Nginx: password protect a directory

Nginx is a very powerful webserver, often used as a replacement to Apache for its speed. With Apache, you can very easily protect a directory with a custom username/password by using a .htaccess file. Nginx does not support that (since it’s a performance bottleneck), but it does offer a replacement.

This uses the auth_basic nginx module which is available in nearly every installation of Nginx if you install it via a yum or apt repository.

Create a secure username and password combination#

The first step is to generate a secure username and password to use. If you’re out of ideas and want a random password, I offer a password generator for that. At the command line of your server, type the following commands.

# mkdir -p /etc/nginx/passwd.d/
# htpasswd -c /etc/nginx/passwd.d/secure.passwd username

The above will create a directory called “/etc/nginx/passwd.d/” and will next prompt you for a password for the “username” user. If the file already exists, because you’re adding multiple users, you can leave out the -c flag. The “-c” tells the htpasswd command to create a new file. You now have a file outside of your public directory with a secure username and password in it.
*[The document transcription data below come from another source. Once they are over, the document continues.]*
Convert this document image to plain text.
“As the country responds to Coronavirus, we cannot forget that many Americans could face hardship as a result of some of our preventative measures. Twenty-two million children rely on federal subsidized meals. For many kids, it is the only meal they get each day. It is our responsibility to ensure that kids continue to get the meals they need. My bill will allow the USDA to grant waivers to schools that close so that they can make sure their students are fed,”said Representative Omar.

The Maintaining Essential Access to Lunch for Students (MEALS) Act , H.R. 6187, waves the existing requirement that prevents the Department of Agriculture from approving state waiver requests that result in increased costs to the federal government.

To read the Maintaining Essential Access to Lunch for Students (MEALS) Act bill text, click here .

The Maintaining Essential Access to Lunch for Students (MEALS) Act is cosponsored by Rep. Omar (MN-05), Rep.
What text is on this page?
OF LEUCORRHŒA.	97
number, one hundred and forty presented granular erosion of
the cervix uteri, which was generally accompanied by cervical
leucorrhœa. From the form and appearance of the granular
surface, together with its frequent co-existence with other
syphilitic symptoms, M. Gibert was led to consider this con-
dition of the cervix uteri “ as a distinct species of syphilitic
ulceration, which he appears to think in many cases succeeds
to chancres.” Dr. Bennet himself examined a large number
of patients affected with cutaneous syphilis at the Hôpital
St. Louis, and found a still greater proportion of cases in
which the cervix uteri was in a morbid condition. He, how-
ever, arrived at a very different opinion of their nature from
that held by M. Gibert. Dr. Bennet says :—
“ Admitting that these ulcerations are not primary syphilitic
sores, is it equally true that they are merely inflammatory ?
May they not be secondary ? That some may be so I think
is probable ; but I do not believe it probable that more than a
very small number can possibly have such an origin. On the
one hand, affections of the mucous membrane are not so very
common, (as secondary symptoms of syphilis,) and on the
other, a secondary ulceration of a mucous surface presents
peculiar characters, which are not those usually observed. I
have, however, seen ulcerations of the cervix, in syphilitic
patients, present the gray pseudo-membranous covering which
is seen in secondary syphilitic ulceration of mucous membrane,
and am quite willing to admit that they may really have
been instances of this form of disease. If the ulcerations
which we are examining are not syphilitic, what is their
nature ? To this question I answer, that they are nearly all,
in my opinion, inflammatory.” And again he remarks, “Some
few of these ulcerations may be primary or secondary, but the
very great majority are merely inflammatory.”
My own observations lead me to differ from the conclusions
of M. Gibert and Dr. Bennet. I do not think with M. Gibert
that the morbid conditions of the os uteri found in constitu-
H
Never store that secure.passwd file in your webroot, it should never ever be accessible via the webserver document root.

The configuration in Nginx#

To secure a directory, use a configuration as follows.

server {
    listen 80;
    server_name mydomain.be;
 
    root /var/www/mydomain.be/htdocs;
    index index.html index.php;
 
    location /securedpage {
        auth_basic "Please enter valid credentials";
        auth_basic_user_file /etc/nginx/passwd.d/secure.passwd;
    }
}

That configuration snippet above will protect the directory “/securedpage” with the username and password you defined in the /etc/nginx/passwd.d/secure.passwd file.